Na zona leste, o destaque ficou com a Vila Prudente (866 apartamentos). Nas zonas oeste e sul, os bairros líderes foram Barra Funda (1.196) e Campo Limpo (1.022).

Na avaliação de Cristiane Crisci, gerente de inteligência de mercado do Grupo ZAP, a tendência é que esse tipo de imóvel ganhe cada vez mais espaço no mercado. Isso porque as pessoas mais jovens estão abrindo mão dos carros e buscando apartamentos próximos a pontos de ônibus e estações de metrô.

De acordo com pesquisa realizada pela Deloitte em 2016, a necessidade de ter um veículo era questionada por 55% das pessoas que, naquele ano, usavam serviços de carro compartilhado, como o Uber, no Brasil. Entre os jovens das gerações Y (nascidos nos anos 80) e Z (nascidos depois de 1990), esse número chegava a 62%.

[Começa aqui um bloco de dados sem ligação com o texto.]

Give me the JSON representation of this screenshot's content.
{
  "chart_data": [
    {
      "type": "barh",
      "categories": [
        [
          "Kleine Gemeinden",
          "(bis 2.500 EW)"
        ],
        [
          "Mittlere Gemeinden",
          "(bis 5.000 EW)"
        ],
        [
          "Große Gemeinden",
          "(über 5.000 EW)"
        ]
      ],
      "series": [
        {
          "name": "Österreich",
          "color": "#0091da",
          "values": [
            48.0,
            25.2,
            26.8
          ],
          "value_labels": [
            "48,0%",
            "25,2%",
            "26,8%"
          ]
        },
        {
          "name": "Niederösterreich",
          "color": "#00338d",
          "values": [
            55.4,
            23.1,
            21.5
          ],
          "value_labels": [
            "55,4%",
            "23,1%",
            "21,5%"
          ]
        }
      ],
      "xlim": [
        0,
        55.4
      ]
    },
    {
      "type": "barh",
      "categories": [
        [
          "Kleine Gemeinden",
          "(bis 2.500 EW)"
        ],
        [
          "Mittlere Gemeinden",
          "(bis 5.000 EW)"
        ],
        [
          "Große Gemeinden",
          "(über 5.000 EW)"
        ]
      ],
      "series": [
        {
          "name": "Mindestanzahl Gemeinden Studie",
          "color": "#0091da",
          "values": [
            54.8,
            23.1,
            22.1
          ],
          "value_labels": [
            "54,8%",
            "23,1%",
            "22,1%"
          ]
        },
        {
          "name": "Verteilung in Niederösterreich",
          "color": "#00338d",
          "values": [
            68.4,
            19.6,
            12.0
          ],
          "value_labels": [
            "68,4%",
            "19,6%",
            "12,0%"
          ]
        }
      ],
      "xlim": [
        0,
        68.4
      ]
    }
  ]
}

Para Cristiane, a melhora do transporte público paulistano – com o aumento do número de estações de metro na capital, por exemplo – deve acentuar a rejeição dos carros já nos próximos anos.

Pequeno porte

O tamanho médio dos apartamentos sem vaga na garagem não é grande. Para as unidades com um dormitório, a média é de 32 metros quadrados. Para as unidades com dois dormitórios, a média de 44 metros quadrados.

Durante os últimos 5 anos, 41% das unidades lançadas sem vagas e com um dormitório tinham até 30 metros quadrados e 59% tinham entre 31 e 45 metros quadrados. Já 92% das unidades com dois dormitórios possuíam entre 31 a 45 metros quadrados.

Mais uma vez, a mudança de comportamento das novas gerações seria o principal motivo para a mudança dos lançamentos. De acordo com Cristiane, a preferência – talvez causada pela limitação financeira – dos jovens pelos aluguéis, ao invés das compras, fortalece o avanço dos apartamentos menores.

A especialista diz que os empreendimentos em que estão essas unidades possuem uma área comum pensada para atender as necessidades do dia a dia, como lavanderia coletiva, por exemplo.

Os bairros da Aclimação, Vila Mariana, Moema e Vila Madalena possuem o valor médio mais alto do metro quadrado para imóveis sem garagem e com um dormitório. Nessas regiões, os preços ficam em R$ 15.696, R$ 13.081, R$ 12.553 e R$ 12.275, respectivamente.

Na ponta oposta da tabela, Itaquera (R$ 5.399) e Cambuci (R$ 6.161) são os bairros com metragem mais barata entre as unidades desse tipo. Já no grupo dos imóveis com dois dormitórios, Itaim Paulista (R$ 4.081) e Butantã (R$ 4.257) registraram os preços mais baixos durante o último triênio.

Recuperação

O mercado imobiliário da capital continua instável neste ano. De acordo com levantamento feito pelo Sindicato da Habitação (Secovi-SP), 2.158 unidades residenciais novas foram vendidas em maio deste ano, uma diminuição de 0,6% no confronto com igual período do ano passado.

Entretanto, no acumulado de 12 meses (entre junho de 2017 a maio de 2018), foram comercializadas 27.307 unidades, uma alta de 59,6% em comparação com os 12 meses anteriores (entre junho de 2016 a maio de 2017).

A maior parte dos especialistas tem projeção otimista para este ano, esperando um avanço das vendas na comparação com 2017. Entretanto, as incertezas referentes às eleições e à trajetória da economia ainda são citadas como empecilhos para um desempenho melhor do mercado.